Yeah, Fairport Superintendent William Cala. It sounds like he's gotten to the Standardistos at USA Today editorial--on high school policy, anyway. Maybe there's hope. Maybe one of these days these fellows will see what harm NCLB is doing to elementary schools.

Wednesday's big education news was a promising uptick in fourth- and eighth-grade math scores, but mixed results in reading scores.

Education Secretary Margaret Spellings says those “encouraging” trends prove that accountability through testing works. Now, she adds, it's time to apply more testing requirements to high schools.

Time out.
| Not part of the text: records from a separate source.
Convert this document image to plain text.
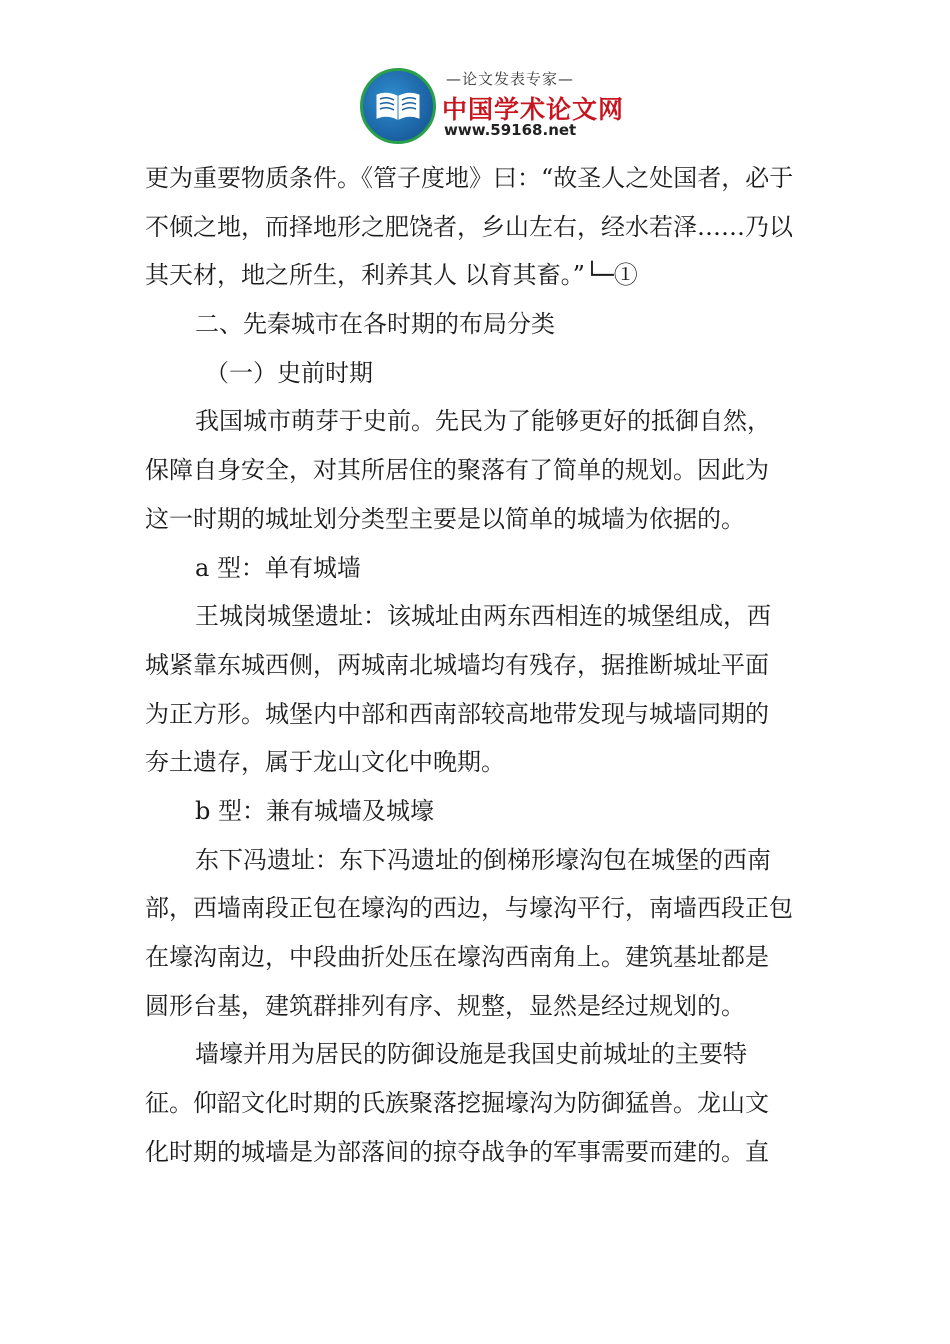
—论文发表专家—
中国学术论文网
www.59168.net
更为重要物质条件。《管子度地》曰：“故圣人之处国者，必于
不倾之地，而择地形之肥饶者，乡山左右，经水若泽……乃以
其天材，地之所生，利养其人 以育其畜。”└─①
二、先秦城市在各时期的布局分类
（一）史前时期
我国城市萌芽于史前。先民为了能够更好的抵御自然，
保障自身安全，对其所居住的聚落有了简单的规划。因此为
这一时期的城址划分类型主要是以简单的城墙为依据的。
a 型：单有城墙
王城岗城堡遗址：该城址由两东西相连的城堡组成，西
城紧靠东城西侧，两城南北城墙均有残存，据推断城址平面
为正方形。城堡内中部和西南部较高地带发现与城墙同期的
夯土遗存，属于龙山文化中晚期。
b 型：兼有城墙及城壕
东下冯遗址：东下冯遗址的倒梯形壕沟包在城堡的西南
部，西墙南段正包在壕沟的西边，与壕沟平行，南墙西段正包
在壕沟南边，中段曲折处压在壕沟西南角上。建筑基址都是
圆形台基，建筑群排列有序、规整，显然是经过规划的。
墙壕并用为居民的防御设施是我国史前城址的主要特
征。仰韶文化时期的氏族聚落挖掘壕沟为防御猛兽。龙山文
化时期的城墙是为部落间的掠夺战争的军事需要而建的。直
Ask students, parents and administrators what's wrong with America's high schools, and “not enough tests” isn't likely to top anyone's list.
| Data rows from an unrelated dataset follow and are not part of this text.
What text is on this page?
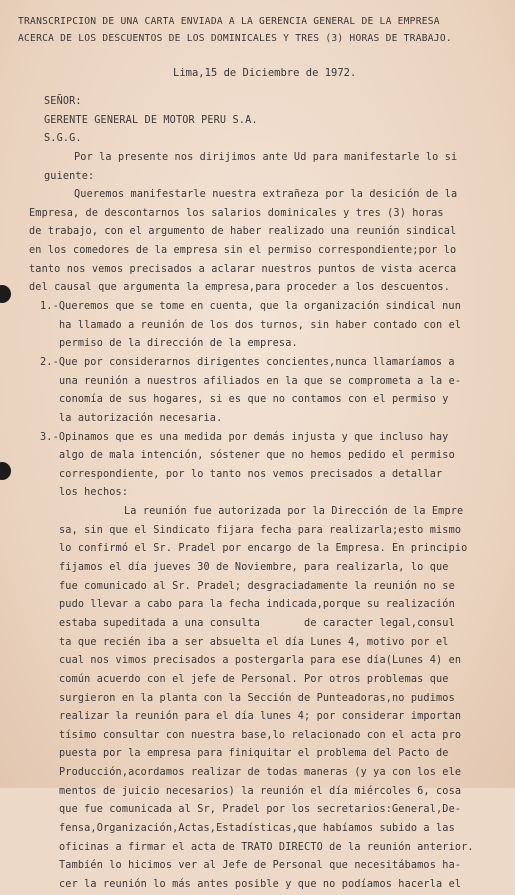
TRANSCRIPCION DE UNA CARTA ENVIADA A LA GERENCIA GENERAL DE LA EMPRESA
ACERCA DE LOS DESCUENTOS DE LOS DOMINICALES Y TRES (3) HORAS DE TRABAJO.
Lima,15 de Diciembre de 1972.
SEÑOR:
GERENTE GENERAL DE MOTOR PERU S.A.
S.G.G.
Por la presente nos dirijimos ante Ud para manifestarle lo si
guiente:
Queremos manifestarle nuestra extrañeza por la desición de la
Empresa, de descontarnos los salarios dominicales y tres (3) horas
de trabajo, con el argumento de haber realizado una reunión sindical
en los comedores de la empresa sin el permiso correspondiente;por lo
tanto nos vemos precisados a aclarar nuestros puntos de vista acerca
del causal que argumenta la empresa,para proceder a los descuentos.
1.-Queremos que se tome en cuenta, que la organización sindical nun
ha llamado a reunión de los dos turnos, sin haber contado con el
permiso de la dirección de la empresa.
2.-Que por considerarnos dirigentes concientes,nunca llamaríamos a
una reunión a nuestros afiliados en la que se comprometa a la e-
conomía de sus hogares, si es que no contamos con el permiso y
la autorización necesaria.
3.-Opinamos que es una medida por demás injusta y que incluso hay
algo de mala intención, sóstener que no hemos pedido el permiso
correspondiente, por lo tanto nos vemos precisados a detallar
los hechos:
La reunión fue autorizada por la Dirección de la Empre
sa, sin que el Sindicato fijara fecha para realizarla;esto mismo
lo confirmó el Sr. Pradel por encargo de la Empresa. En principio
fijamos el día jueves 30 de Noviembre, para realizarla, lo que
fue comunicado al Sr. Pradel; desgraciadamente la reunión no se
pudo llevar a cabo para la fecha indicada,porque su realización
estaba supeditada a una consulta       de caracter legal,consul
ta que recién iba a ser absuelta el día Lunes 4, motivo por el
cual nos vimos precisados a postergarla para ese día(Lunes 4) en
común acuerdo con el jefe de Personal. Por otros problemas que
surgieron en la planta con la Sección de Punteadoras,no pudimos
realizar la reunión para el día lunes 4; por considerar importan
tísimo consultar con nuestra base,lo relacionado con el acta pro
puesta por la empresa para finiquitar el problema del Pacto de
Producción,acordamos realizar de todas maneras (y ya con los ele
mentos de juicio necesarios) la reunión el día miércoles 6, cosa
que fue comunicada al Sr, Pradel por los secretarios:General,De-
fensa,Organización,Actas,Estadísticas,que habíamos subido a las
oficinas a firmar el acta de TRATO DIRECTO de la reunión anterior.
También lo hicimos ver al Jefe de Personal que necesitábamos ha-
cer la reunión lo más antes posible y que no podíamos hacerla el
Spellings has good reason to retain faith in the federal “No Child Left Behind” law's annual testing requirement for grades 3-8, with results broken out by race and income.
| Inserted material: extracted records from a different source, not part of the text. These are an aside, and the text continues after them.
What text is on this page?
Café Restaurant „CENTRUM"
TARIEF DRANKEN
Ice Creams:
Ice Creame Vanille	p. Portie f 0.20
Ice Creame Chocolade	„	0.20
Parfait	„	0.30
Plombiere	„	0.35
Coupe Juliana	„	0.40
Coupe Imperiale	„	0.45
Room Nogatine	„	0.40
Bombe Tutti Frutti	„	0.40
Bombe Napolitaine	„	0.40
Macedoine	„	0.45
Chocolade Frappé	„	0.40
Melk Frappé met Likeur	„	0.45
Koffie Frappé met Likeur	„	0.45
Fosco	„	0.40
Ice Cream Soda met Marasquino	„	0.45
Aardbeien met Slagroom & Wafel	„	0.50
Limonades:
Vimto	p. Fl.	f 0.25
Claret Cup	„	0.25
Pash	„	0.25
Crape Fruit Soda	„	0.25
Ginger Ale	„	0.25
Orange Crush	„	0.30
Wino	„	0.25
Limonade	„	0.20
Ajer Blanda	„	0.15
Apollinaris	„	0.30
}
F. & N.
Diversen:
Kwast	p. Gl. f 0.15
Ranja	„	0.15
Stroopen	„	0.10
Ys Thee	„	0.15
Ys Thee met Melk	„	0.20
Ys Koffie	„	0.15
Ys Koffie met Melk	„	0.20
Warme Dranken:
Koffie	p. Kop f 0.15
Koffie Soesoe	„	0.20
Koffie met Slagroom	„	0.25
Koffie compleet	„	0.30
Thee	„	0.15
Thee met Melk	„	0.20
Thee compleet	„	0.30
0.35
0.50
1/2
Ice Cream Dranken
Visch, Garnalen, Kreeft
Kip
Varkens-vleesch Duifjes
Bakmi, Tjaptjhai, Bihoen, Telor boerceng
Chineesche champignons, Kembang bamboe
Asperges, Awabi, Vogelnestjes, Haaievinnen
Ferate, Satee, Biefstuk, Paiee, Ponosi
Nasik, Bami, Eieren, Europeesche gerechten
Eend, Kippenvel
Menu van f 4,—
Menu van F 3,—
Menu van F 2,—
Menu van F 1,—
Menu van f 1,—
For too many years, poor and minority children, particularly, were allowed to drift along uneducated. They dropped out quietly or graduated with worthless diplomas. With its stiff accountability, the federal law has done an impressive job of exposing schools that educated only the easy-to-educate students.

So why not expand the federally required high school testing from one year to three years, as Spellings proposes?

The answer is that unlike younger students, high schoolers already suffer from testing overkill. While a certain amount of testing is needed to help measure progress and identify failing schools, too much of a good thing will undercut public support for reform.

Consider the students at Fairport High School outside Rochester, N.Y. They take the five state Regents tests: math, science, English and two in social studies. Nearly all take the SAT college placement test. Half of those take the ACT admissions test. By their senior year, most students will also have taken two Advanced Placement exams.

Wait. There's more. The 50 students in the prestigious International Baccalaureate (IB) program take all the above-mentioned tests plus demanding end-of-course IB exams.

“We're well beyond being awash in tests,” says Fairport Superintendent William Cala. “We're over our heads in tests.”

In Georgia, students take “End of Course” tests in English, math, science and social studies in every high school grade. Plus the 11th-grade state writing test. Many also take the SAT, the PSAT warm-up to the SAT and those AP exams.

There are better uses for the $250 million a year the U.S. Department of Education wants to spend on more high school testing.

Tracking what a student took in high school, and matching it to testing and college records, would give principals a way to assess which course loads are most effective. Or, the department could help states follow the California example of combining a state assessment with college placement exams. That way, students get an early read on whether they qualify for college coursework.

Improvements like those would add value — not another burden.